Birde Zecharia Sitchin’in kronolojisindeki ilginç bir saptamaya bakalım,

13.000 YIL ÖNCE : Nibiru yolculuğu hatırlanır , bir nedenle Enlil insanları yok etmeye karar verir. Büyük Tufanı başlatacak olan Enlil , insanlığı tehdit eden felaketin sırrını koruyacağına dair Anunnaki’de yaşayanlara yemin ettirir.

Burada bahsedilen ve korunacağına ait yemin edilen sır, savaşa neden olan sepebmiydi? Belkide Prof R.N. Hernandez’in uzaylıyla konuşmasında bahsedilen anti-madde silahıydı?

Ama sebep her ne olursa olsun, Anunnakiden gelen ve belkide onlara katılan başka ırklardan kişilerinde oluşturduğu Atlantis , bir sebepten Anunnakilerle savaşa girmiş ve insanların belli bir kısmıda bu savaşa destek vermiş görünüyor. Bu savaşı Atlantis’in ve dünya üzerindeki insan yaşamının bitmesi pahasına da olsa bitirme isteği , Nuh tufanına neden olmuş.

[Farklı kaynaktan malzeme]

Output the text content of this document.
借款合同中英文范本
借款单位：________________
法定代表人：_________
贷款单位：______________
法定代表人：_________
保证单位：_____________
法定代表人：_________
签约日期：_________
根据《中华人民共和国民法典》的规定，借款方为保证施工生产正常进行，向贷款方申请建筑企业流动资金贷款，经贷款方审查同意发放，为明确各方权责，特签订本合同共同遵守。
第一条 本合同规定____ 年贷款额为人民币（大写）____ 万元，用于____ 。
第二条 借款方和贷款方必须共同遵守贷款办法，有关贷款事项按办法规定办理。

Peki dünyadaki karasal yaşamın %90’ını yok etme pahasına , uğruna savaşılan ve imha edilen ne olabilir? Çünkü hangi sebeple olursa olsun, bu derece gelişmiş, medeniyette son derece ilerlemiş bir ırkın bir gezegen üzerindeki yaşamı yok edebilecek bir karar vermesi gayet mantıksız. Hele hele , bugünkü dünya düzeninde , güç ve para için herşeyi yapabilecek ülke ve insanların olduğu bir yaşamda bile bizim bu noktaya gelmediğimizi düşünürsek, 450,000 yıl önce gezegenler arası seyehat yapabilen bir ırk için çok uzak bir durum.